Por fim, a resposta de Maria demonstra a sua disponibilidade para ser a autêntica “serva do Senhor”. O anjo não se vai, enquanto não ouve a resposta de Maria: segundo Santo Irineu, a sua obediência, põe fim à desobediência causada por Eva.
Ao celebrarmos a memória, festa ou solenidade da Virgem Maria devemos nos recordar que ela é nossa mãe na ordem da fé e modelo de discípula do Cristo. Além de contarmos com sua intercessão, devemos também nos inspirar nos seus exemplos que nos são relatados na Sagrada Escritura. No Evangelho de hoje, Maria aparece como modelo de escuta e obediência. Se, no início, o pecado foi fruto da não escuta e da consequente desobediência, a salvação nos veio por meio de alguém que ouviu e obedeceu: a Virgem Maria.

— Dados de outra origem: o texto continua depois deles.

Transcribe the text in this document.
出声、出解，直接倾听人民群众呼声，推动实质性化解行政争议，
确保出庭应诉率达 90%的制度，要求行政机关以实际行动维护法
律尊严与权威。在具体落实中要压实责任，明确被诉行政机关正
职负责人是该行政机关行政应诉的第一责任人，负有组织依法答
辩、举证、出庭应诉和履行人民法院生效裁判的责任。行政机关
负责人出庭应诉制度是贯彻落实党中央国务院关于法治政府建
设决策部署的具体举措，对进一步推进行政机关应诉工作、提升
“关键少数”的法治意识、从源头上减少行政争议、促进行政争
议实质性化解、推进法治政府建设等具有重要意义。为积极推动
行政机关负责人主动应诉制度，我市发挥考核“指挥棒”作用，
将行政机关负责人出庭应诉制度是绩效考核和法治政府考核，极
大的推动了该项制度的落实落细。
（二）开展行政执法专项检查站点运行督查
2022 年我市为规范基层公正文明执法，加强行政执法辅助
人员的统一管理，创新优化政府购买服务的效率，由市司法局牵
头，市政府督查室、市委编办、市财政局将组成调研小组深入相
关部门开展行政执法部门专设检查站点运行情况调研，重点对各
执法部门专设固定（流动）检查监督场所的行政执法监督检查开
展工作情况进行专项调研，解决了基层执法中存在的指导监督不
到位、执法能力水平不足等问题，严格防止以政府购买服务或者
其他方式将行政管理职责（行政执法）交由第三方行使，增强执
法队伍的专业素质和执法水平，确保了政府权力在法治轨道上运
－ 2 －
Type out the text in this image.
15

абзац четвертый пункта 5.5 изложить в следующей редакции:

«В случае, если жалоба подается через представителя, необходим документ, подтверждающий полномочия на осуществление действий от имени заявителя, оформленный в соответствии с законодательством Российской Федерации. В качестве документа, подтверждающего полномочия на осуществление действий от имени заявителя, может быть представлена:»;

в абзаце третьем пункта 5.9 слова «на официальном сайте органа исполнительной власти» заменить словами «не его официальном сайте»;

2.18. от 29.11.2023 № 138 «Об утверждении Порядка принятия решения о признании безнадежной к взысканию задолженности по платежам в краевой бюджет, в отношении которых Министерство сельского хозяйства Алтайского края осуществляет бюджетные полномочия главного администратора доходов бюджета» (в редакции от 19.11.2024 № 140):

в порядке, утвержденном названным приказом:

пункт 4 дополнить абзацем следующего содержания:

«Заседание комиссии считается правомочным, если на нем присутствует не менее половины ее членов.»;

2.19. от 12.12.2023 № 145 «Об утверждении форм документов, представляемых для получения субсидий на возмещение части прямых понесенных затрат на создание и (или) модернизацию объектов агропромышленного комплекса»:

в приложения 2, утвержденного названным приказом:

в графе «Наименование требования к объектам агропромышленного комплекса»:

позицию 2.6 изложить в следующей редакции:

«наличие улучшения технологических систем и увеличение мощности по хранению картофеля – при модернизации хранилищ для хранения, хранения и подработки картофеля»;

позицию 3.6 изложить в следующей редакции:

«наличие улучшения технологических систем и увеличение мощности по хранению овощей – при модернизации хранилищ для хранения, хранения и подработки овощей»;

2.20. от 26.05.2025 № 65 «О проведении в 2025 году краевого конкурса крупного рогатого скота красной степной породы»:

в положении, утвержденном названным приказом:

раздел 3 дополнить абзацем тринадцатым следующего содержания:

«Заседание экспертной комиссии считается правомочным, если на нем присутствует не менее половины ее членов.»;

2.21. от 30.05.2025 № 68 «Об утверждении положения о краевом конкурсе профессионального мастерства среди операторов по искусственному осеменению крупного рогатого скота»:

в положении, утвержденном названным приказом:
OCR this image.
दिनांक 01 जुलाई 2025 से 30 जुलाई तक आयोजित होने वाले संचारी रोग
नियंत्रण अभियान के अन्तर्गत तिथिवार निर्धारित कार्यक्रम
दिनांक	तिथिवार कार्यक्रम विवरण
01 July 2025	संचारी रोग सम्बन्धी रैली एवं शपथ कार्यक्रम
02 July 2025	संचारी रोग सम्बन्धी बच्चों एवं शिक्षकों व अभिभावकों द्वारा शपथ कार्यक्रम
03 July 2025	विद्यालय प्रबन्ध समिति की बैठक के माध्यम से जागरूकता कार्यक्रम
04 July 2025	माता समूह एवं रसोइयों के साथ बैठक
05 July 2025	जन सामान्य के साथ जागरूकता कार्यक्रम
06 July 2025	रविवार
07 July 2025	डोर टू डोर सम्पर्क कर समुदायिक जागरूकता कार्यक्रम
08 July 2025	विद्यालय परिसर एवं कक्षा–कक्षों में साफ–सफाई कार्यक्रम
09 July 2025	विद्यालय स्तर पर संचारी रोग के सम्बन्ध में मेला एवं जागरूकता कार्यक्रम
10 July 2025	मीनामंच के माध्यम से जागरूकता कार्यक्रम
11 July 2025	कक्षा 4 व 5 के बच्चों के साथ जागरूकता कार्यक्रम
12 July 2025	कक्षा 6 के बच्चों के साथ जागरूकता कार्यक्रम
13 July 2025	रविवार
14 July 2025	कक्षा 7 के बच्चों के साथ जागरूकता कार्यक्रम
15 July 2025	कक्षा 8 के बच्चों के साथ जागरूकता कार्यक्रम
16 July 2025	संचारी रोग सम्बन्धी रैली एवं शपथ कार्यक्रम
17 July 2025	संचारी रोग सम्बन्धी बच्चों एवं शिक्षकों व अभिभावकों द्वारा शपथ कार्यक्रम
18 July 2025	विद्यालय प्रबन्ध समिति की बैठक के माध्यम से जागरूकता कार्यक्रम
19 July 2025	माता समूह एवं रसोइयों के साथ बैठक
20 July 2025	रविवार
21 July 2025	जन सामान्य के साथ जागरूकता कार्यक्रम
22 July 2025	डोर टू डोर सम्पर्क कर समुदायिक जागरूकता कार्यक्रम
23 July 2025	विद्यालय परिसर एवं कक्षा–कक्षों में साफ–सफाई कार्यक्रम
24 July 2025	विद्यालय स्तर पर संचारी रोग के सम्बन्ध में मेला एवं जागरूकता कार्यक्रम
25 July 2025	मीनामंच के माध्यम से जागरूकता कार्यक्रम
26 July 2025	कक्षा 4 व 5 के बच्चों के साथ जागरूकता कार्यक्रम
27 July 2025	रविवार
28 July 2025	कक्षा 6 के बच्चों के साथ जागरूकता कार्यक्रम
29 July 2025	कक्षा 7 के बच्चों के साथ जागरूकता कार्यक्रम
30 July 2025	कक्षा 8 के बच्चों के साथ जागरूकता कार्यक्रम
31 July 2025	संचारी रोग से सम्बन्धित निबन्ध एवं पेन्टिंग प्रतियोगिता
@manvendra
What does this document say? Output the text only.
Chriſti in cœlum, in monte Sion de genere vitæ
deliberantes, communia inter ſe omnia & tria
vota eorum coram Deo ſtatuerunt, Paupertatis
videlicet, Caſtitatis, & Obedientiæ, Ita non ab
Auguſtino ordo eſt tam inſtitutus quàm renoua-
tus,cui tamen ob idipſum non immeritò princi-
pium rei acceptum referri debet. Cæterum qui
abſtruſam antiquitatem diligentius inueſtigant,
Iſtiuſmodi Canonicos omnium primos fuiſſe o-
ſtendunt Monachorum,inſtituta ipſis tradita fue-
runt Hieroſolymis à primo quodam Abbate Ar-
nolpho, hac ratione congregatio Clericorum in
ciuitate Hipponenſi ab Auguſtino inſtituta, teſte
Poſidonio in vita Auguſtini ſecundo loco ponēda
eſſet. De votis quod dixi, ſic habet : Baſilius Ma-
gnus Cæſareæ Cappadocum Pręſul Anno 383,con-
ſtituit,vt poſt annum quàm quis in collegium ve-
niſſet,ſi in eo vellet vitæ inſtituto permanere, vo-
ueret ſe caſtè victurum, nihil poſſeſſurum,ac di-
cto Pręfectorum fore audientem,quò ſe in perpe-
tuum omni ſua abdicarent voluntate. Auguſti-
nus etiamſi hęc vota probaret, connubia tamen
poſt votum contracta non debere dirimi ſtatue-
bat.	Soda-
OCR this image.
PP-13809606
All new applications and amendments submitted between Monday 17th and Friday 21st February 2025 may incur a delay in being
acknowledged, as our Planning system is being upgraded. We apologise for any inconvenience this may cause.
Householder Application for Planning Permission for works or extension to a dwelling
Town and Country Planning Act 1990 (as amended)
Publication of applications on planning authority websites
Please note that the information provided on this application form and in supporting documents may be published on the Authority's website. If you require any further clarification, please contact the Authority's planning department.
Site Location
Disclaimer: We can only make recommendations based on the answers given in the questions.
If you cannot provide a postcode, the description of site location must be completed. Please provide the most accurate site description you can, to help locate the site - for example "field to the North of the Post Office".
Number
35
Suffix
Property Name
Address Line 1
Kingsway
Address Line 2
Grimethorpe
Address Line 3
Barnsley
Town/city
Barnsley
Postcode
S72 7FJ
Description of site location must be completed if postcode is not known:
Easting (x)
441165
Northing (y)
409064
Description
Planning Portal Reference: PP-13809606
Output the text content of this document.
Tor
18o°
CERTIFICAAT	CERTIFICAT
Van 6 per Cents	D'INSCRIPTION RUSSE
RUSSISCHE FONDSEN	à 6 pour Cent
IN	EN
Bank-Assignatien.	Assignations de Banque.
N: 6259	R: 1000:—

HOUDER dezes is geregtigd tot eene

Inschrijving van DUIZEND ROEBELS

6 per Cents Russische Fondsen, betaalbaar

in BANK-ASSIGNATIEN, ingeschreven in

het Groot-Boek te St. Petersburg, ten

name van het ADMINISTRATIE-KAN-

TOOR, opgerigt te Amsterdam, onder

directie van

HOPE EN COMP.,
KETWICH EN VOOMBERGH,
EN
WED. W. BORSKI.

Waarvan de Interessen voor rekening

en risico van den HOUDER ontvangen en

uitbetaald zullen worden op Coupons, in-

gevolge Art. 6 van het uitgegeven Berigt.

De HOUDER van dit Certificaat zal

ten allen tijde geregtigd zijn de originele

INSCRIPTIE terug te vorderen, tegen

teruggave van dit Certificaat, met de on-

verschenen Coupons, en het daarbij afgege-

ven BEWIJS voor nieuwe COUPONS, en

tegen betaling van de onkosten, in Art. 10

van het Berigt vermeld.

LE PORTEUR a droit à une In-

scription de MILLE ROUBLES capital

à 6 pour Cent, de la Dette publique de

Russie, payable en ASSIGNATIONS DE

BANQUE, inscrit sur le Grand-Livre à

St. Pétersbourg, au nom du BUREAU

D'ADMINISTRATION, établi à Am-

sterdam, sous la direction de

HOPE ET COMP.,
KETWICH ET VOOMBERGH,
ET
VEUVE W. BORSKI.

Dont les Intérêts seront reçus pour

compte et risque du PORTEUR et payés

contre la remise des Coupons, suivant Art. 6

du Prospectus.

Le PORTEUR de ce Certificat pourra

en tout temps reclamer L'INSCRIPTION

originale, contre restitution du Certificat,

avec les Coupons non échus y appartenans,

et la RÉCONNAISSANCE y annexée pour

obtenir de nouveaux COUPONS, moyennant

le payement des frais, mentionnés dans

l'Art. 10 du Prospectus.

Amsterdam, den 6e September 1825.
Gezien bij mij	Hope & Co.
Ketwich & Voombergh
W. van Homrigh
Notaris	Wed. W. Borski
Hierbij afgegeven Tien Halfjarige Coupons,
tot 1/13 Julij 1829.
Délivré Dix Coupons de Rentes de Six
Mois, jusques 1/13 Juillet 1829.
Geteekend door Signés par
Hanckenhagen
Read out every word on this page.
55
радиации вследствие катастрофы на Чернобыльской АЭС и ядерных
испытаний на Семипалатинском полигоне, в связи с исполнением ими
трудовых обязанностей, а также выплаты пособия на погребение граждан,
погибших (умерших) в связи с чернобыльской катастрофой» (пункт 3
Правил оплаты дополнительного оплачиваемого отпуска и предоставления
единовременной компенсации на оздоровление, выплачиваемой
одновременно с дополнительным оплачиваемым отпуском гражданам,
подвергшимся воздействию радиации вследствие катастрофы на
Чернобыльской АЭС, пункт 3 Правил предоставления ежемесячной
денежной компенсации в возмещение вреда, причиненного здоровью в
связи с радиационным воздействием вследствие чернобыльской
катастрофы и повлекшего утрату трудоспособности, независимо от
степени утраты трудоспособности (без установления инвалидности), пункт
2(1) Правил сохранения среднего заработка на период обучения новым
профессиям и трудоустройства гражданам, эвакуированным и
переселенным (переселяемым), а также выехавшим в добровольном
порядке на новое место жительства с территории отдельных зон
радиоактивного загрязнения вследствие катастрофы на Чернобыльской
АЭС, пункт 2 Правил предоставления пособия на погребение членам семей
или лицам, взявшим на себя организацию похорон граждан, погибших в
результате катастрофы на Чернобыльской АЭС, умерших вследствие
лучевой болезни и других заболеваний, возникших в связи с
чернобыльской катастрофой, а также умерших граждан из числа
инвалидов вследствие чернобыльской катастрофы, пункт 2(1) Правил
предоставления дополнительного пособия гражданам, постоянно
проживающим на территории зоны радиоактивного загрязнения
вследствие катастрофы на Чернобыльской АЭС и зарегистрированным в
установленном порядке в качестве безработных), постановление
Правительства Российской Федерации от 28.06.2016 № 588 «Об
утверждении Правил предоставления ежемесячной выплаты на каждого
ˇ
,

Peçamos a Deus a graça de sermos também aqueles que ouvem e obedecem a Palavra de Deus. Como afirma o Salmo 118(119),5 a Palavra de Deus é uma luz para o nosso caminho. Se queremos andar na luz, sem tropeçar, precisamos abrir o nosso coração à Palavra como fez Maria. Que ela interceda por nós, para que sejamos generosos e deixemos que Deus também “faça” em nós o que Ele quiser, conforme sua Palavra.
[1] Bovon. Lucas. Vol.1. p. 110.
[2] Bovon. Lucas, Vol.1. pp. 110-111.